L'amitié entre Truman Capote et Babe Paley : un cruel délice
Paris Match|Dans un roman bouleversant, Melanie Benjamin raconte l’amitié vénéneuse entre Truman Capote et Babe Paley.
Elles étaient sept ou huit : Slim Hayward, Pamela Churchill, Gloria Guinness, Marella Agnelli, Gloria Vanderbilt… Belles comme l’or, pâles comme l’ivoire, minces comme une chaîne d’argent, souples comme la soie, raffinées comme le sucre glace, plus blanches encore que les rangs de perles autour de leur cou… On les appelait « les cygnes » de Manhattan. Equipées en Hermès, cuirassées en Tiffany, parfumées en Dior, leurs uniformes étaient signés Givenchy, Balenciaga ou Chanel. A l’heure de grignoter une feuille de salade et trois grains de béluga, elles se retrouvaient au Pavillon, à La Côte basque, au Colony ou au Waldorf. Elles n’avaient qu’un devoir et une mission : ne pas prendre un gramme et donner un ou deux héritiers.
Mais le clou du spectacle, la plus fascinante, la plus belle, la plus inaccessible, c’était Barbara Cushing Mortimer, devenue Babe Paley, la femme de Bill Paley, le fondateur de CBS. Imperturbablement calme, les nerfs tranchés, la voix posée, elle ne se pressait jamais, mettait des gants en plein été pour passer au Plaza. Sa beauté était spectaculaire, aussi glacée que son caractère était réservé. Jamais elle ne prononçait un mot méchant contre qui que ce soit. Snob comme lui seul, Truman Capote a fondu comme la glace face à cette poupée parfaite, si riche et si glamour. Pour les autres cygnes, tout écrivain génial qu’il fût, c’était un bouffon, un caprice, une bonne blague, au mieux une copine comme une autre. Avec sa voix traînante, il était trop chichiteux, trop vaniteux, trop cancanier. Mais pour Babe, il est un confident, une âme sœur. Ils ont joué à l’avance une partition ressemblant à celle de François-Marie Banier et Liliane Bettencourt.

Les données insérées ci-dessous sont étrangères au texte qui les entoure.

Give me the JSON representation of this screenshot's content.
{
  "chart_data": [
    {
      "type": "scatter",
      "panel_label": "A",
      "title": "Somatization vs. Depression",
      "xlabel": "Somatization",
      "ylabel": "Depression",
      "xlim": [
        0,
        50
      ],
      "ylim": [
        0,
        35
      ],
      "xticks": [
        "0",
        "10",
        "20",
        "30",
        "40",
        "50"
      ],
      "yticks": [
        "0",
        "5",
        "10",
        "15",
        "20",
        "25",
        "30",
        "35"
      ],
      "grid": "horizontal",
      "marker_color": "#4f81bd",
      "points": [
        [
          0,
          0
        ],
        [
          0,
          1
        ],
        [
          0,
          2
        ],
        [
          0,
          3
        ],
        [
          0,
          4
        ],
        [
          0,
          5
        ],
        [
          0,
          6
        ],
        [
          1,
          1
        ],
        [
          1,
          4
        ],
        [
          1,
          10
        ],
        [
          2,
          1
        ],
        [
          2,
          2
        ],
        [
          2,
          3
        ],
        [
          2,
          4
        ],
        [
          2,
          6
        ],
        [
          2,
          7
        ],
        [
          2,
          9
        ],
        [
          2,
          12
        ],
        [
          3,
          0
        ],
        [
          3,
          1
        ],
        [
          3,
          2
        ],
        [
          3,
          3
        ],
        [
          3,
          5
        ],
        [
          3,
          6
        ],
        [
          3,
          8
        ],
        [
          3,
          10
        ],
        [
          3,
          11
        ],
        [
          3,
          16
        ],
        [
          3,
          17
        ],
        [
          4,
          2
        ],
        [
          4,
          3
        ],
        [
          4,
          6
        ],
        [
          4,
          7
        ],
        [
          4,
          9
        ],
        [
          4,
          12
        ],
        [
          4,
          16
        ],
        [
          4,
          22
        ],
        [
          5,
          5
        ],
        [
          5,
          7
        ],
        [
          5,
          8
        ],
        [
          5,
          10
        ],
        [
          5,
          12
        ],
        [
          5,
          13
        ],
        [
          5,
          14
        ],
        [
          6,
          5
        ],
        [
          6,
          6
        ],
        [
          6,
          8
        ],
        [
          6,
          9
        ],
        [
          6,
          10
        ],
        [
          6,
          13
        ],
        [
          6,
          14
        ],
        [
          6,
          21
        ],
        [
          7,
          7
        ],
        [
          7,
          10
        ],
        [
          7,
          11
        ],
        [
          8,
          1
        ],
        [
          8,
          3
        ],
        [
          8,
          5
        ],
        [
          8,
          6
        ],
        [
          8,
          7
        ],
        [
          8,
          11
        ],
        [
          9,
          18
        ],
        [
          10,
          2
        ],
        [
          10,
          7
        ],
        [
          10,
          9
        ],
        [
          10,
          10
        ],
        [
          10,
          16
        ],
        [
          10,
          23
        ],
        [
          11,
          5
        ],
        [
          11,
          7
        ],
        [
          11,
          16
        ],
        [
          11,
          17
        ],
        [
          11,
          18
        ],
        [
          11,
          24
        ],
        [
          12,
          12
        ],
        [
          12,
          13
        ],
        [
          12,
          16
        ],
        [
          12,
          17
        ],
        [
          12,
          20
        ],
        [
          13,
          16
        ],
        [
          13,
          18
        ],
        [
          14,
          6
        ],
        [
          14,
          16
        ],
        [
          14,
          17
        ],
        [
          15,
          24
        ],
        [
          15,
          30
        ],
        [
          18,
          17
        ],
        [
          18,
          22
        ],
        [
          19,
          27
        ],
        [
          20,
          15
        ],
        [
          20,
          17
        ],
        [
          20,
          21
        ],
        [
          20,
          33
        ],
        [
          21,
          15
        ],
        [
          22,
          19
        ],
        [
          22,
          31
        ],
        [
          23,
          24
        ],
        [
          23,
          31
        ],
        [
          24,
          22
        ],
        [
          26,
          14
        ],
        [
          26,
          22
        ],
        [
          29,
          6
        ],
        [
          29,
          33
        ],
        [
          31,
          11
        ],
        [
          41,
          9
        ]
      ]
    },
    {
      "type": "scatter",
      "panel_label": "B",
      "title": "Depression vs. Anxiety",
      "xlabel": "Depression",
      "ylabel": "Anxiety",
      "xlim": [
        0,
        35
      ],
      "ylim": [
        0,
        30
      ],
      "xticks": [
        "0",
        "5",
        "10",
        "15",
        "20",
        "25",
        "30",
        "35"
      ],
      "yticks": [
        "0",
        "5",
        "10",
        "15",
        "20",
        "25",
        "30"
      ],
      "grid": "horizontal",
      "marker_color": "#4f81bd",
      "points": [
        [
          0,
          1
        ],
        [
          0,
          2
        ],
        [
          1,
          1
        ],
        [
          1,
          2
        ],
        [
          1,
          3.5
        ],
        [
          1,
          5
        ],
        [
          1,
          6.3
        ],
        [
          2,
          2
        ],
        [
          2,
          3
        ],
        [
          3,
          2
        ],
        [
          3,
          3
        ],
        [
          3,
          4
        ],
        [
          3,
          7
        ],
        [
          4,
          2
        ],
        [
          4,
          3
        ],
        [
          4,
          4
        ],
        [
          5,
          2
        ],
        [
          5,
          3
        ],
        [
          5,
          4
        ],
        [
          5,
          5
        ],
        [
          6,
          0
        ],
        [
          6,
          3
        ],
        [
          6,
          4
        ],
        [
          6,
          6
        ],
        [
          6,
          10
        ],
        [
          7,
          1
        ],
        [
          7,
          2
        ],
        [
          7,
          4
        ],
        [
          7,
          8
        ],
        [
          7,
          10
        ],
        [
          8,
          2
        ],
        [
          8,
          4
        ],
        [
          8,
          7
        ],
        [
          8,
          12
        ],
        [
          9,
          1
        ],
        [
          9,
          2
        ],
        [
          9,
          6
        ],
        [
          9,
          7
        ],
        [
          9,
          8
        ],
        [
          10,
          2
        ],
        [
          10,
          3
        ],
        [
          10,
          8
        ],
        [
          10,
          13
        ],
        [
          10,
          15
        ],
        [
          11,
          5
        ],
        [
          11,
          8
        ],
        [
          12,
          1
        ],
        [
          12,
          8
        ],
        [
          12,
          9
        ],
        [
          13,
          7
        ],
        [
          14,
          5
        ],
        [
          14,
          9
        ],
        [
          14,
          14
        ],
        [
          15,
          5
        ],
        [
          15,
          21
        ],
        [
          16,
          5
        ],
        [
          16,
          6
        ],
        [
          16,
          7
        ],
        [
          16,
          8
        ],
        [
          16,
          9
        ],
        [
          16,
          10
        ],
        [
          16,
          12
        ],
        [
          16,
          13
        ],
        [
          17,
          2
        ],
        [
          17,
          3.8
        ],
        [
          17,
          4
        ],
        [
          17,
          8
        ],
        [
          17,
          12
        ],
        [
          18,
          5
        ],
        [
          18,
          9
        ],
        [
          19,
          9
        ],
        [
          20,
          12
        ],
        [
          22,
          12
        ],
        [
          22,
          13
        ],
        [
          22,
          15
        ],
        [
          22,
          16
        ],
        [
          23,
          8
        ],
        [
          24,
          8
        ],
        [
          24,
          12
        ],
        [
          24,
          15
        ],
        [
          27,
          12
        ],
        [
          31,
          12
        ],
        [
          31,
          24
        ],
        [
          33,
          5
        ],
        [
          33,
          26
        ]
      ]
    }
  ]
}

Les vacheries de Truman Capote
Et là, horreur, Truman a découvert que Babe était une femme délaissée, une femme peureuse tremblant devant son mari. Pendant des années, il l’a consolée en échange de séjours de rêve dans les paradis des Paley. Avec lui, malheureusement, l’amitié avait une fragilité de biscotte. L’ironie, la calomnie et la perfidie étaient la sainte Trinité de son Evangile. C’était vif, léger et rapide, mais saignant car, sous une apparence de grosse poule faisandée, Truman avait les dents d’une hyène. Ses vacheries pouvaient bien faire mourir de rire, les larmes étaient du vitriol. Résultat : quand sa carrière est entrée sous assistance respiratoire, son stylo s’est fait bistouri, chaque ligne s’est transformée en coup de rasoir et Capote a pris pour modèles ces fameux cygnes. Les anges inaccessibles sont apparus venimeux, égoïstes, nymphomanes, futiles et mesquins. Où ça ? Dans « Esquire », le journal le plus branché de l’époque, où Truman a donné en exclusivité un chapitre atroce de méchanceté de son prochain livre.
Inutile de dire que Slim, Gloria, Pamela ont rugi. Pas Babe, incapable de faire le deuil d’une amitié si précieuse. Sa vie s’est effondrée. Dans son roman, Melanie Benjamin raconte alors la fin de cet ange déchu. C’est bouleversant. Aussi déchirant que le début de l’aventure en compagnie de cette peste de Truman était drôle.
« Les cygnes de la Cinquième Avenue », de Melanie Benjamin, éd. Albin Michel, 432 pages, 22 euros.